The tapestry Le Jugement Dernier (The Last Judgement) is the last in a series of ten pieces that illustrate the Mystery of the Redemption of Mankind through the incarnation and death of Jesus Christ. The story is told through a suite of vast compositions that originally measured 80 metres in length and had a public function of decorating the streets when important events relating to royalty or the Church (royal visits and processions) were held, or included as a sign of wealth in the sumptuous decoration of cathedrals and palaces. The history of the world, from the Creation of Adam to the Last Judgement, is richly illustrated through moral allegories and in this particular work by the battle between Vice and Virtue.
The tapestry bears no particular mark of identification, but its style is indicative of work in Brussels during the 1500s.

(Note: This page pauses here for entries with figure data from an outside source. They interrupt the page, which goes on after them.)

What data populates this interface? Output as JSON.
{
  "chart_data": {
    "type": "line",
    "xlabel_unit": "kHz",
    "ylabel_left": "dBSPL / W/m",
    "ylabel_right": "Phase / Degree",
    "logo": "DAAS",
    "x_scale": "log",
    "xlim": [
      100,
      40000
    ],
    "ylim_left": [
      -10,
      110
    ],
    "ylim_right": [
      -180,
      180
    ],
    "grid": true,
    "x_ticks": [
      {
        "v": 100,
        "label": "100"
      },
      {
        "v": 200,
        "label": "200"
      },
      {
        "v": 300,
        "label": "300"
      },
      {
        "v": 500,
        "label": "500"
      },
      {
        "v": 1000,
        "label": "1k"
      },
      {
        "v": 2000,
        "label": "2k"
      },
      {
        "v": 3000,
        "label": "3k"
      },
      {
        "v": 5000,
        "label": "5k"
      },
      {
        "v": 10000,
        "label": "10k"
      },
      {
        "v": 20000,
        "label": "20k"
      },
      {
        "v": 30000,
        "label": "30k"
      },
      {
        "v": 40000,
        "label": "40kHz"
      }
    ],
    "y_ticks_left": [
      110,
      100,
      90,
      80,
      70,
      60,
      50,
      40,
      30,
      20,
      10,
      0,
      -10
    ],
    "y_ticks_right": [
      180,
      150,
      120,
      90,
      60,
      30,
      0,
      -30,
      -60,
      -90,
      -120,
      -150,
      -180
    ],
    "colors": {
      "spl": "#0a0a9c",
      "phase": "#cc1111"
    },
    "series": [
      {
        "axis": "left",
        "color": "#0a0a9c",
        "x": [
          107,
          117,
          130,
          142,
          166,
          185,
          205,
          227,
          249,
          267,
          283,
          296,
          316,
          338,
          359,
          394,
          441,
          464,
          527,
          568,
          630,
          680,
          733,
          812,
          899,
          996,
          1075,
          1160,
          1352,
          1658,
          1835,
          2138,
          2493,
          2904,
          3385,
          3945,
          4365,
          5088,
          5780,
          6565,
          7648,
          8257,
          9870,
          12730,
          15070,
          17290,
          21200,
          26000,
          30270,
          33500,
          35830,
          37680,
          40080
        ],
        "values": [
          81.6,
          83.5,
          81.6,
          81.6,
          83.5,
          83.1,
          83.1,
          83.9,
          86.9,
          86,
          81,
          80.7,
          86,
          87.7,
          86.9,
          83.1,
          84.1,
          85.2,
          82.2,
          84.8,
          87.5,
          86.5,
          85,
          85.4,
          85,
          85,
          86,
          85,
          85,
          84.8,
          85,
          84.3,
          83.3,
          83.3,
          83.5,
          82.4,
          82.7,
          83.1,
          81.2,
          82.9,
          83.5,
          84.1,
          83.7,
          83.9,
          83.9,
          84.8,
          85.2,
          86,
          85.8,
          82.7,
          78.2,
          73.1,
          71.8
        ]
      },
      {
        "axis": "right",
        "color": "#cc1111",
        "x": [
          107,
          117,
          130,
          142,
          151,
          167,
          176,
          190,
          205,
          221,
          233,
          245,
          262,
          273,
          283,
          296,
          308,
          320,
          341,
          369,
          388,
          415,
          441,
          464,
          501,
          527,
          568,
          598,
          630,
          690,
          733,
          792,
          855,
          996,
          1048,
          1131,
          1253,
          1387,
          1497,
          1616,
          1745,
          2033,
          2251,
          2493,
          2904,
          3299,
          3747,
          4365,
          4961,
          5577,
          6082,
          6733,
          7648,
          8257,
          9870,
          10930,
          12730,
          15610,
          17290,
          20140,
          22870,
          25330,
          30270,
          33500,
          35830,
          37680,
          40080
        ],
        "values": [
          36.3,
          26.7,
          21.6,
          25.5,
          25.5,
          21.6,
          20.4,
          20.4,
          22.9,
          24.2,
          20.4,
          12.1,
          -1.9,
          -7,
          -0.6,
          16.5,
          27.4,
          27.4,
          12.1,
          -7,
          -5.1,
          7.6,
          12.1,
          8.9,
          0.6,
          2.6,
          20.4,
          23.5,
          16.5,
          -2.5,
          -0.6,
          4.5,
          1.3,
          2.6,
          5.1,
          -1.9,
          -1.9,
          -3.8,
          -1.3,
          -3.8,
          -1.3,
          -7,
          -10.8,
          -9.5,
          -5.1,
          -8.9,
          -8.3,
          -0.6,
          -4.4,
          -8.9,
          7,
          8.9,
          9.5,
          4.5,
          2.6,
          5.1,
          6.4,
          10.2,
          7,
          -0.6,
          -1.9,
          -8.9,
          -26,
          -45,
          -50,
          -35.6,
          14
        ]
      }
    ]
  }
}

Most of the cartoons can be attributed to the painter Colyn de Coter, who prolonged the stylistic heritage of Van der Weyden and managed a vast workshop in Brussels. The dense composition, from which emanates an impression of horror vacui, and the search for expressive effects through faces and monsters are also evident in the signed works of Colyn de Coter.
The weaving is meticulous and the harmony of the colours has been highlighted thanks to the restoration work conducted by the De Wit workshop and financed by the Jonckheere Fund. Progressive cleaning through aerosol suction has endowed the composition with a clarity of reading of the spatial volumes, the facial forms and details of the clothing and flowers. Following the essential work of consolidation, restoration itself was undertaken. The latter was limited to treating previous unsightly restoration work and to integrating lacunas of shape and the most disturbing colours in perception of the work. In the final stage, the tapestry was lined with linen and given a system enabling it to be hung without stretching the fabric of the tapestry.
The aim of the René and Karin Jonckheere is to save moveable cultural heritage and in particular to support the conservation and restoration of works of art that bear witness to the European dimension of Brussels. The fund is addressed in priority to any public institution in Brussels that has works of art relating to the European heritage of Brussels, but the fund may also support projects relating to works kept in museums and libraries elsewhere. Such was the case for the restoration of the Jugement Dernier tapestry kept at the Worcester Art Museum in the United States.